Was NASA Rocket Expert Before Leaving U.S. : War Crime Suspect Now German Citizen
WASHINGTON — Arthur Rudolph, a one-time rocket expert for the National Aeronautics and Space Administration who left the United States under threat of deportation for alleged war crimes, has had his German citizenship restored, his attorney said Friday.
Rudolph, now 80 and in failing health, returned to Hamburg, West Germany, in 1984 as the Justice Department’s Office of Special Investigations was preparing deportation proceedings against him. Investigators said evidence showed that Rudolph had been involved in working thousands of slave laborers to death in an underground plant that assembled V-2 rockets.
Jurgen Rieger, Rudolph’s attorney in Hamburg, said in a telephone interview that German prosecutors had notified Rudolph several days ago that their investigation was closed and that Rudolph since has received citizenship papers.
‘Should Have Been Dropped’
“The case is over in favor of Dr. Rudolph,” Rieger said. “The worst thing was that there was no case at all. The investigation should have been dropped a year ago but the state prosecutor had to study it more because it was not a normal case.”
Rudolph was one of 119 members of the Wernher von Braun rocket team brought to the United States at the end of World War II.
After developing Germany’s V-2 rocket, they pioneered missile development for the U.S. Army, launched the United States’ first satellite and later designed and developed the Saturn rockets used in Project Apollo.
Rudolph himself worked on the Army’s Pershing missile, and later at NASA’s Marshall Space Flight Center, and was responsible for production contracts for NASA’s Saturn 5 rockets used to launch astronaut teams to the moon in the late 1960s and early 1970s.
Money Raised for Defense
Since Rudolph’s return to Germany, his former colleagues who came from Germany with him had raised money for his defense fund. Before his return to Germany, Rudolph was retired and living in San Jose.

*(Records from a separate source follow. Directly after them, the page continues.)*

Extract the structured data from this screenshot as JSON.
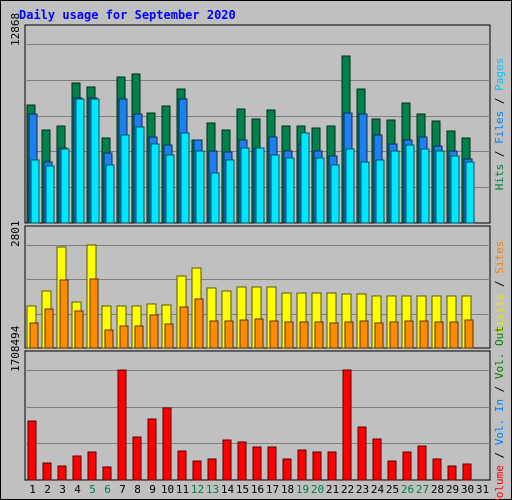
{
  "chart_data": {
    "type": "bar",
    "title": "Daily usage for September 2020",
    "days": [
      "1",
      "2",
      "3",
      "4",
      "5",
      "6",
      "7",
      "8",
      "9",
      "10",
      "11",
      "12",
      "13",
      "14",
      "15",
      "16",
      "17",
      "18",
      "19",
      "20",
      "21",
      "22",
      "23",
      "24",
      "25",
      "26",
      "27",
      "28",
      "29",
      "30",
      "31"
    ],
    "weekend_days": [
      "5",
      "6",
      "12",
      "13",
      "19",
      "20",
      "26",
      "27"
    ],
    "panels": [
      {
        "id": "hits",
        "ymax_label": "12868",
        "ymax": 12868,
        "series": [
          {
            "name": "Hits",
            "color": "#00804a",
            "values": [
              8500,
              6700,
              7000,
              10100,
              9800,
              6100,
              10500,
              10700,
              7900,
              8400,
              9600,
              6000,
              7200,
              6700,
              8200,
              7500,
              8100,
              7000,
              7000,
              6800,
              7000,
              12000,
              9600,
              7500,
              7400,
              8600,
              7800,
              7300,
              6600,
              6100,
              null
            ]
          },
          {
            "name": "Files",
            "color": "#1e7ff0",
            "values": [
              7800,
              4400,
              5400,
              9000,
              9000,
              5000,
              8900,
              7800,
              6200,
              5600,
              8900,
              6000,
              5200,
              5100,
              6000,
              5400,
              6200,
              5200,
              5700,
              5200,
              4800,
              7900,
              7800,
              6300,
              5700,
              6000,
              6200,
              5500,
              5200,
              4600,
              null
            ]
          },
          {
            "name": "Pages",
            "color": "#00e8ff",
            "values": [
              4500,
              4100,
              5300,
              8900,
              8900,
              4200,
              6300,
              6900,
              5700,
              4900,
              6500,
              5200,
              3600,
              4500,
              5400,
              5400,
              4900,
              4700,
              6500,
              4700,
              4200,
              5300,
              4400,
              4500,
              5200,
              5600,
              5300,
              5200,
              4800,
              4400,
              null
            ]
          }
        ],
        "legend": [
          {
            "text": "Hits",
            "color": "#008040"
          },
          {
            "text": " / ",
            "color": "#000000"
          },
          {
            "text": "Files",
            "color": "#0080ff"
          },
          {
            "text": " / ",
            "color": "#000000"
          },
          {
            "text": "Pages",
            "color": "#00c8ff"
          }
        ]
      },
      {
        "id": "visits",
        "ymax_label": "2801",
        "ymax": 2801,
        "series": [
          {
            "name": "Visits",
            "color": "#ffff00",
            "values": [
              1150,
              1550,
              2750,
              1250,
              2800,
              1130,
              1150,
              1130,
              1210,
              1160,
              1950,
              2170,
              1630,
              1550,
              1650,
              1650,
              1650,
              1500,
              1500,
              1500,
              1500,
              1480,
              1480,
              1420,
              1420,
              1420,
              1420,
              1420,
              1420,
              1420,
              null
            ]
          },
          {
            "name": "Sites",
            "color": "#ff8c00",
            "values": [
              690,
              1050,
              1850,
              1000,
              1870,
              500,
              600,
              600,
              900,
              660,
              1120,
              1320,
              740,
              740,
              770,
              790,
              740,
              700,
              710,
              720,
              690,
              720,
              740,
              690,
              700,
              740,
              730,
              720,
              720,
              750,
              null
            ]
          }
        ],
        "legend": [
          {
            "text": "Visits",
            "color": "#e8e800"
          },
          {
            "text": " / ",
            "color": "#000000"
          },
          {
            "text": "Sites",
            "color": "#ff8000"
          }
        ]
      },
      {
        "id": "volume",
        "ymax_label": "1708494",
        "ymax": 1708494,
        "series": [
          {
            "name": "Volume",
            "color": "#ff0000",
            "values": [
              910000,
              260000,
              210000,
              380000,
              440000,
              200000,
              1708494,
              670000,
              940000,
              1120000,
              450000,
              290000,
              330000,
              620000,
              590000,
              520000,
              510000,
              330000,
              460000,
              440000,
              430000,
              1708494,
              820000,
              640000,
              300000,
              430000,
              530000,
              320000,
              210000,
              250000,
              null
            ]
          }
        ],
        "legend": [
          {
            "text": "Volume",
            "color": "#ff0000"
          },
          {
            "text": " / ",
            "color": "#000000"
          },
          {
            "text": "Vol. In",
            "color": "#0080ff"
          },
          {
            "text": " / ",
            "color": "#000000"
          },
          {
            "text": "Vol. Out",
            "color": "#008000"
          }
        ]
      }
    ]
  }
}
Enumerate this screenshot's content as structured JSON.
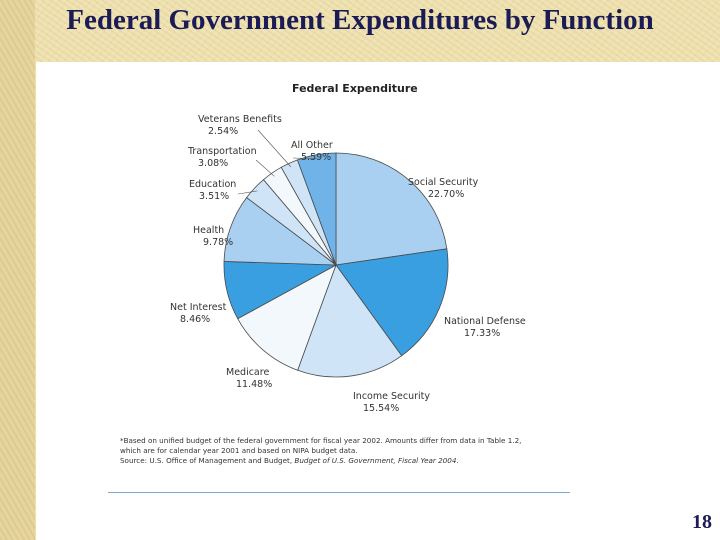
{
  "slide": {
    "title": "Federal Government Expenditures by Function",
    "page_number": "18"
  },
  "chart_data": {
    "type": "pie",
    "title": "Federal Expenditure",
    "slices": [
      {
        "label": "Social Security",
        "value": 22.7,
        "value_text": "22.70%",
        "color": "#a9d0f0"
      },
      {
        "label": "National Defense",
        "value": 17.33,
        "value_text": "17.33%",
        "color": "#3a9fe0"
      },
      {
        "label": "Income Security",
        "value": 15.54,
        "value_text": "15.54%",
        "color": "#cfe4f7"
      },
      {
        "label": "Medicare",
        "value": 11.48,
        "value_text": "11.48%",
        "color": "#f3f8fd"
      },
      {
        "label": "Net Interest",
        "value": 8.46,
        "value_text": "8.46%",
        "color": "#3a9fe0"
      },
      {
        "label": "Health",
        "value": 9.78,
        "value_text": "9.78%",
        "color": "#a9d0f0"
      },
      {
        "label": "Education",
        "value": 3.51,
        "value_text": "3.51%",
        "color": "#cfe4f7"
      },
      {
        "label": "Transportation",
        "value": 3.08,
        "value_text": "3.08%",
        "color": "#f3f8fd"
      },
      {
        "label": "Veterans Benefits",
        "value": 2.54,
        "value_text": "2.54%",
        "color": "#cfe4f7"
      },
      {
        "label": "All Other",
        "value": 5.59,
        "value_text": "5.59%",
        "color": "#6fb3e8"
      }
    ]
  },
  "footnote": {
    "line1": "*Based on unified budget of the federal government for fiscal year 2002. Amounts differ from data in Table 1.2,",
    "line2": "which are for calendar year 2001 and based on NIPA budget data.",
    "source_prefix": "Source: U.S. Office of Management and Budget, ",
    "source_title": "Budget of U.S. Government, Fiscal Year 2004",
    "source_suffix": "."
  }
}
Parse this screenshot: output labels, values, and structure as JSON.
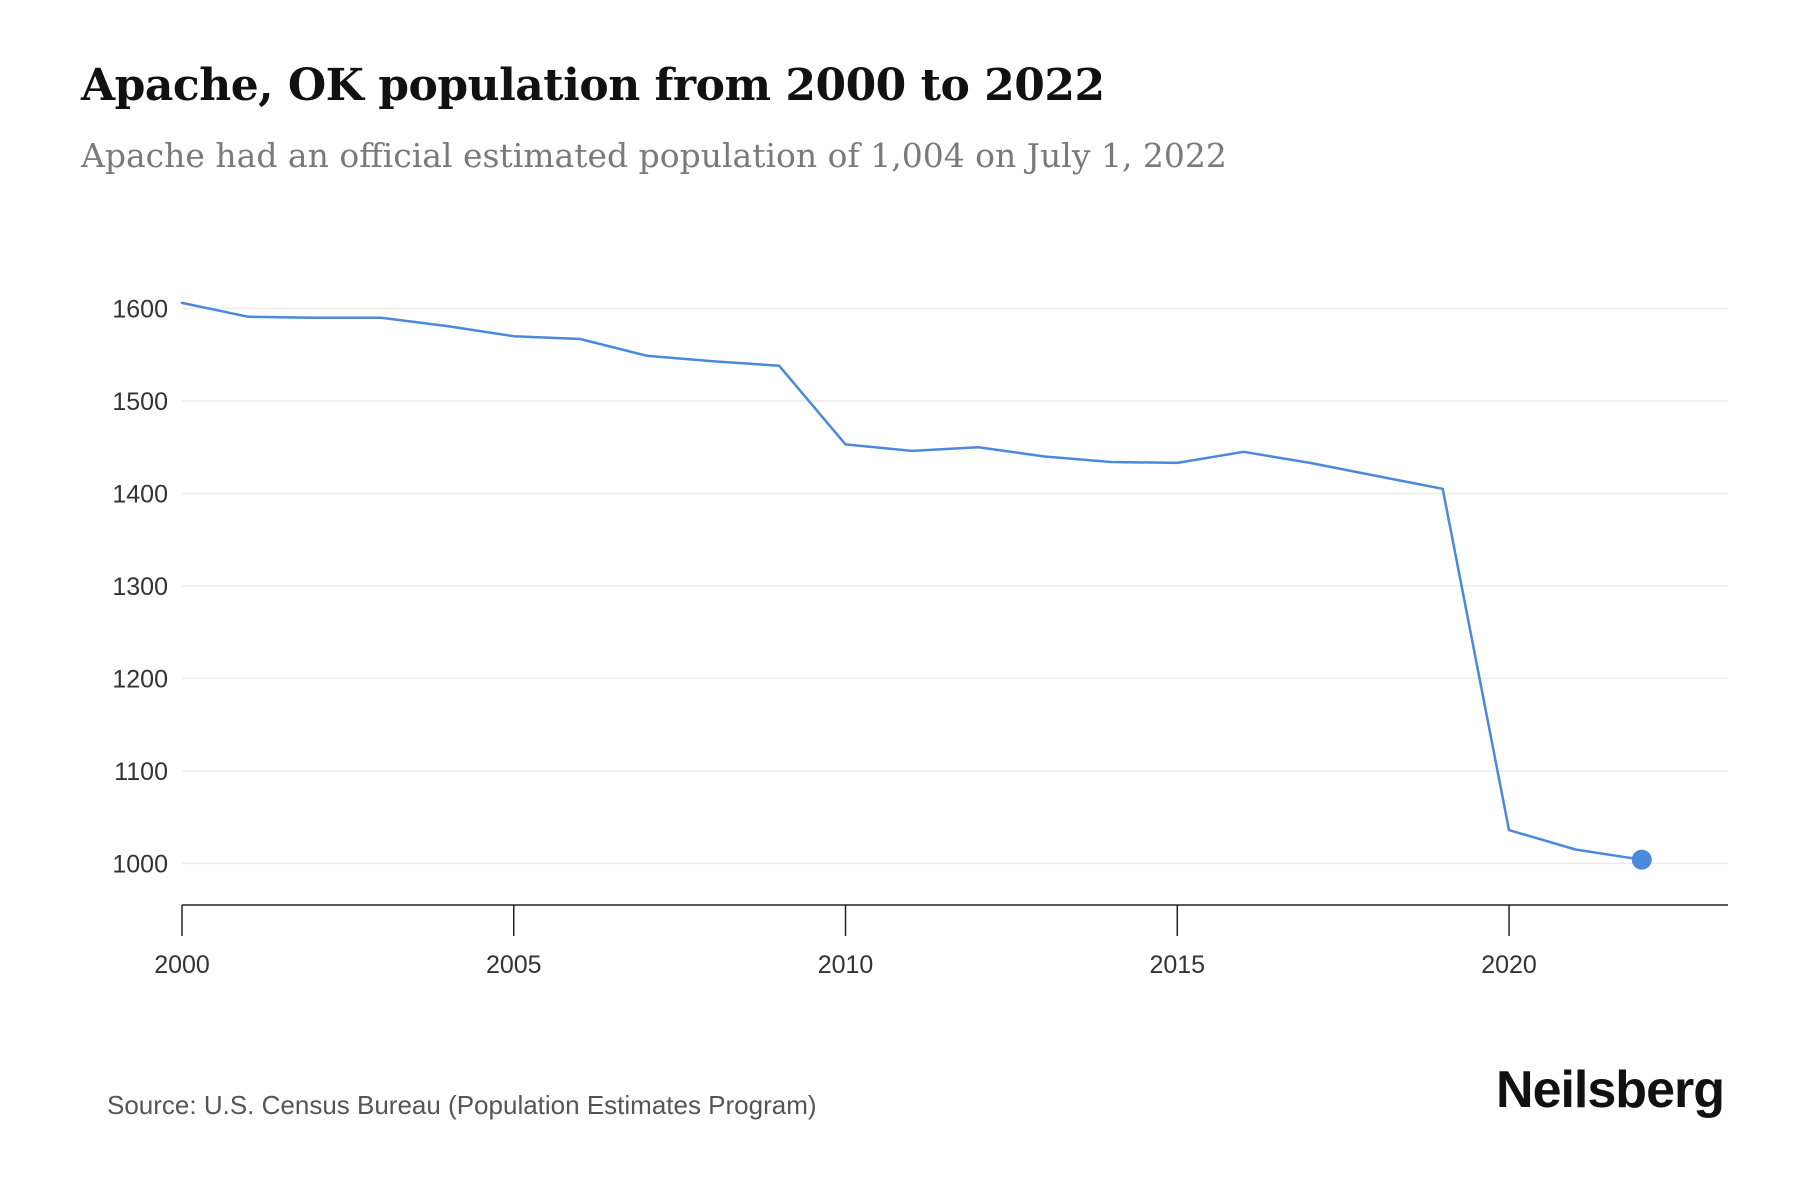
{
  "header": {
    "title": "Apache, OK population from 2000 to 2022",
    "subtitle": "Apache had an official estimated population of 1,004 on July 1, 2022"
  },
  "footer": {
    "source": "Source: U.S. Census Bureau (Population Estimates Program)",
    "brand": "Neilsberg"
  },
  "colors": {
    "line": "#4a89dc",
    "marker": "#4a89dc",
    "grid": "#ececec",
    "axis": "#222222"
  },
  "chart_data": {
    "type": "line",
    "x": [
      2000,
      2001,
      2002,
      2003,
      2004,
      2005,
      2006,
      2007,
      2008,
      2009,
      2010,
      2011,
      2012,
      2013,
      2014,
      2015,
      2016,
      2017,
      2018,
      2019,
      2020,
      2021,
      2022
    ],
    "series": [
      {
        "values": [
          1606,
          1591,
          1590,
          1590,
          1581,
          1570,
          1567,
          1549,
          1543,
          1538,
          1453,
          1446,
          1450,
          1440,
          1434,
          1433,
          1445,
          1433,
          1419,
          1405,
          1036,
          1015,
          1004
        ]
      }
    ],
    "title": "Apache, OK population from 2000 to 2022",
    "subtitle": "Apache had an official estimated population of 1,004 on July 1, 2022",
    "xlabel": "",
    "ylabel": "",
    "xlim": [
      2000,
      2023.3
    ],
    "ylim": [
      955,
      1620
    ],
    "yticks": [
      1000,
      1100,
      1200,
      1300,
      1400,
      1500,
      1600
    ],
    "xticks": [
      2000,
      2005,
      2010,
      2015,
      2020
    ],
    "grid": true,
    "legend": "none",
    "highlight_last_point": true
  }
}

Rieger said Friday that prosecutors had interviewed about 40 witnesses, some of them in East Germany and as far away as Australia and the Soviet Union, before concluding that there was not sufficient evidence to go forward with a war crimes prosecution.
During the three years since he left the United States, Rudolph in effect had been a man without a country, since he had not retained his German citizenship after his formal immigration to America.
Although Rieger and Rudolph’s associates in the United States said witnesses interviewed by German investigators had sworn that Rudolph was innocent of war crimes, the chief of the Justice Department’s Office of Special Investigations said he remains confident that the evidence gathered by the Justice Department was sufficient to deport Rudolph.
Before leaving the United States, Rudolph had undergone coronary bypass surgery and suffered from a palsied condition. His health, Rieger said, further deteriorated during the investigation.